Can you give them all the things? No.
Then what will make you happy? I DONT KNOW LEAVE ME ALONE!
(Cue opening a bottle of wine)
But, in addition to that, knowing that you’re about to get married sort of puts you in this outrageously vulnerable place. Suddenly you REALLY have to worry about things you never had to before. Suddenly you are a part of something so much bigger than yourself, and it’s wonderful as well as scary, and you just want to cry all the time because feelings, and you’re just so happy and also so overwhelmed and meanwhile you’re too broke to go to yoga class so you can calm the eff down, but you’re making yourself sick and you can’t go to work because of you slept through your alarm and you have crippling anxiety and then you kind of just cry forever and try to communicate how you feel, but it seems impossible because there are too many factors at play.
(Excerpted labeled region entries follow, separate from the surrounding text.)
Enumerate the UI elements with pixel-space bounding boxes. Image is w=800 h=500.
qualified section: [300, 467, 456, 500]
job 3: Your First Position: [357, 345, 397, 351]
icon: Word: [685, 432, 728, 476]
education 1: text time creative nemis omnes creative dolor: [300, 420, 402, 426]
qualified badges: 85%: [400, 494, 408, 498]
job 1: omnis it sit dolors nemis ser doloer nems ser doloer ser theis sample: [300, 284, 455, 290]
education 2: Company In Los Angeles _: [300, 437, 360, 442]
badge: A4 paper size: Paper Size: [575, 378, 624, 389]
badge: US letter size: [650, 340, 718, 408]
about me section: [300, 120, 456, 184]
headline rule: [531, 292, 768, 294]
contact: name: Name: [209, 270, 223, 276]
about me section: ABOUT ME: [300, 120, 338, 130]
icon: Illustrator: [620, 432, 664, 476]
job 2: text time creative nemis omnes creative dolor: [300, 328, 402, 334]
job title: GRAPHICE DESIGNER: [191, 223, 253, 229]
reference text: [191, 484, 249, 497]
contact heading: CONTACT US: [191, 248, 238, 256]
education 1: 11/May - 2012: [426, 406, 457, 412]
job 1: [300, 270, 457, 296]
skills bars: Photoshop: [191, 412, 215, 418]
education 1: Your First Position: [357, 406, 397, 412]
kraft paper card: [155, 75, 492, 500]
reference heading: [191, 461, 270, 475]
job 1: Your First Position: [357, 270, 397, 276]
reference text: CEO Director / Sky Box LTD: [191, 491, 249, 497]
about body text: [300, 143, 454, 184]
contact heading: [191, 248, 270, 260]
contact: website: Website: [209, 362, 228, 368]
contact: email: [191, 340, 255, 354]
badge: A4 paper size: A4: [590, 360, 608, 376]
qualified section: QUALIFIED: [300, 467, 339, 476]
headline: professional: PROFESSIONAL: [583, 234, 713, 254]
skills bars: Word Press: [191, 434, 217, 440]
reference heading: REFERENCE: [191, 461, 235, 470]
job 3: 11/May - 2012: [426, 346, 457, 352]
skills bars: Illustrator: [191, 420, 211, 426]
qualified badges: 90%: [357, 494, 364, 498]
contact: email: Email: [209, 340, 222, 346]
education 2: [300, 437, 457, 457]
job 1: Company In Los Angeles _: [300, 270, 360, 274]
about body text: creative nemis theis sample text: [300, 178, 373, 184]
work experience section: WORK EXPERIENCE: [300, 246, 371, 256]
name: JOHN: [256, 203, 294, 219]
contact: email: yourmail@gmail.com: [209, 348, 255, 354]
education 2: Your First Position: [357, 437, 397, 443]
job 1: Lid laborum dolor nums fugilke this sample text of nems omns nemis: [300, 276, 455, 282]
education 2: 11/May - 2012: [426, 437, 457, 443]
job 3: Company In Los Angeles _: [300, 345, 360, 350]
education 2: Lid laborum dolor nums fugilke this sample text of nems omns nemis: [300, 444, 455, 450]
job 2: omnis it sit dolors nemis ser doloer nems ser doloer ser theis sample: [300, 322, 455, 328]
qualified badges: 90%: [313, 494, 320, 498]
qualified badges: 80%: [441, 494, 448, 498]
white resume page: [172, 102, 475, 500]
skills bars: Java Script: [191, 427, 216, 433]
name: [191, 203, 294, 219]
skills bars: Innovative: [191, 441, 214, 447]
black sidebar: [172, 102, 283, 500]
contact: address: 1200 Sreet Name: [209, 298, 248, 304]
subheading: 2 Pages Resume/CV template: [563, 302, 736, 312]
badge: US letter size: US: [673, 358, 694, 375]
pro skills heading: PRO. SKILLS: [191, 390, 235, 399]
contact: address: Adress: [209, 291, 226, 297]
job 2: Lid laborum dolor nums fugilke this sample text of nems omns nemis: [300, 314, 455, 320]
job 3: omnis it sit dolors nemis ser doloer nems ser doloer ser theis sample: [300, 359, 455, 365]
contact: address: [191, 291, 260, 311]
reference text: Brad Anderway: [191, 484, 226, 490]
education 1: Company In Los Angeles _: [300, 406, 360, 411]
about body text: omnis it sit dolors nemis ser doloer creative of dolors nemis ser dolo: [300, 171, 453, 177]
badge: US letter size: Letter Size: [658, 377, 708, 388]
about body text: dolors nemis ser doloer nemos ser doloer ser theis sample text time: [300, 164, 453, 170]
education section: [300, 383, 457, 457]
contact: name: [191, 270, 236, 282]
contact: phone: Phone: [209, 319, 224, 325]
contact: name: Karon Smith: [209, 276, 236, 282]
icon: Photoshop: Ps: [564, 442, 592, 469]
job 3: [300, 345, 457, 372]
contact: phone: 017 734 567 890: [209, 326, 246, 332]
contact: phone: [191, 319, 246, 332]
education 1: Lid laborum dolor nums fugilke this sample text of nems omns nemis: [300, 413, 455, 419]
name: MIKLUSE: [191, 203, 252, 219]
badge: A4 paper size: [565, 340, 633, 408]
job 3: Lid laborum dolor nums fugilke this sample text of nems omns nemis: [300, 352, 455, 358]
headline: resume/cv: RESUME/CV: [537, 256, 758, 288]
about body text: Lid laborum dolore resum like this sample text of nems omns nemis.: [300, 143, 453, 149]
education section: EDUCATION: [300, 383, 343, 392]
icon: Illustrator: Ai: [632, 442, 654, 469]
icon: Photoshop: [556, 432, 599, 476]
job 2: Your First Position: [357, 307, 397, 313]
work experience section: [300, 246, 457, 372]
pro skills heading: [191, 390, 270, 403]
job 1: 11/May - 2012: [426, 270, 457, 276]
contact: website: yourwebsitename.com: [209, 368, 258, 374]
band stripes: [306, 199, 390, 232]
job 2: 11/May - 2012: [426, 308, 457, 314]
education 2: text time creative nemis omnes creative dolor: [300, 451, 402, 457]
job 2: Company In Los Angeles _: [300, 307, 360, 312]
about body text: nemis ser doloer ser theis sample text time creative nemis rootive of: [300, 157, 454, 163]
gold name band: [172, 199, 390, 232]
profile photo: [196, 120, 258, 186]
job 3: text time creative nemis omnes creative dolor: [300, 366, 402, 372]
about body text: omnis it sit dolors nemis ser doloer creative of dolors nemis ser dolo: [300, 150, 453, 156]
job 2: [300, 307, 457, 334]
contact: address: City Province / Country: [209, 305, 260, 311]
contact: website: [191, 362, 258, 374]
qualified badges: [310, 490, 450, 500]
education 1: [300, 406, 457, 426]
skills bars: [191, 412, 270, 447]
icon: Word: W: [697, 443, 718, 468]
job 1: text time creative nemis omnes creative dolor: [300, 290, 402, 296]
Did I mention I was feeling kinda stressed?
I guess what I’m realizing is that we are really unfair to Bridezillas. There’s a reason we turn into these Crying Chaos monsters, you guys. The pressure we get from tons of outside sources is immense. Plus, the pressure we put on ourselves (culturally and individually) is ridiculous, and if you are a person (like me) who naturally puts immense pressure on herself in every category possible, then you’re going to have a disaster on your hands.
So what do we do? Because it’s my and my boo-thang’s responsibility to make this thing happen, and I don’t want to be sobbing in a white heap or popping so many xanax that I don’t feel anything on our wedding day.
Aside from searching for organizational tools, the best thing I can come up with is to feel ALL of it and not lie to myself by making trivial sacrifices for other people.
I’m going to cry.
I’m going to get frustrated.
I’m going to feel immense joy.
I’m going to feel so loved, and want to give so much love.
And I’m going to do my best not to apologize for any of it.
So if I Bridezilla a little bit… just cut me some slack, ok? I’m learning how to, as they all say, “DO WHAT I WANT…. Because I ONLY GET THIS DAY ONCE.”